Alas, Sally didn't make the grade.
Hint: Conduct a role play in a group or one-on-one training situation. Give the candidate a scoring sheet and ask him/her to score an interaction that you stage, and then see if they score it correctly and what they have to say about the interaction they have just observed.
Ability to accurately recall the details of the experience - This is critical in order to complete the scoring sheet after leaving premises. Our shoppers must write a short commentary of key points in the service encounter as well as check and score the behaviors we have agreed to look for.
Hint: Use the same exercise as the one described above to judge this. Plus, you can send them into the field on a trial run...which brings us to our next point.
3. Try them out - before turning over a set of shops to be done.
Before you assume that you've got a shopper who can be accurate, thorough and objective, send them out for a few trial shops.

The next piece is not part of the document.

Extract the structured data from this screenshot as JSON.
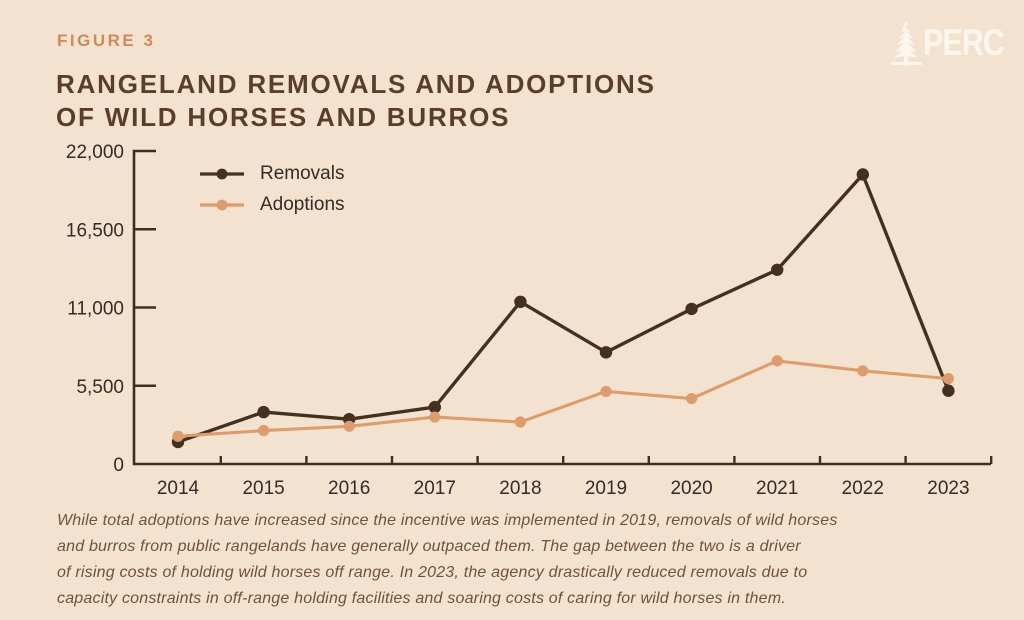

If possible, go with them and observe the interaction they have with an employee being shopped. Then have the shopper fill out a scoring sheet and see if they score it like you would have.
This will tell you very quickly whether this person is likely to be an effective mystery shopper. It also affords an opportunity for the potential shopper to bail out if they don't like the work, too, before you've placed your trust in them to go out and complete 15-25 shops.
We send a "shopper in training" to a competitor's location, not to our client's place of business. (The same idea works even better for telephone mystery shops.) This way, if the shopper doesn't do a good job, we haven't compromised the quality of our shopping program.
An interesting side note: Because our firm conducts a large volume of customer satisfaction research, we've found that some individuals can do a good job of conducting telephone interviews and also performing telephone mystery shops. Ironically, for us, this has been the exception rather than the rule, however. Most people turn out to be good at (and like to do) one or the other, not both!
4. Review each completed scoring sheet in detail before approving it for data entry.
Since staff time is involved in this step, this may be the one that gets overlooked or shortchanged. Soon after the scoring sheets arrive at our office, we check each sheet, in detail, before sending it along for data entry and tabulation. Here are some of the checks and balances we use:
Make sure that the checked items are then scored correctly. Compare what has been written in the comments section to the scoring.
Call the shopper to discuss/resolve any apparent discrepancies. If we find discrepancies or omissions, we contact the shopper immediately to discuss the shop and its scoring. If the shopper can recall the details sufficiently, then we make corrections or changes to the scoring sheet. If not, then we feel that we have no choice but to follow step five.
5. Be prepared to throw out any suspect shops - and re-shop these using another mystery shopper (or in a deadline situation, a staff member). This is your final insurance. Being willing to throw out a "suspect" shop and re-shop the same location and/or employee ensures the credibility of the results you provide to your client. Being willing to do this, and do it at your own expense, reinforces the belief that the work done by your team reflects objectively what is actually going on out on "the front line."
Following these steps goes a long way toward providing objective and credible shopping results. And with these results, management is in a position to reward desired behavior, prioritize training and coaching needs, and over time boost the level of sales and service performance by frontline employees.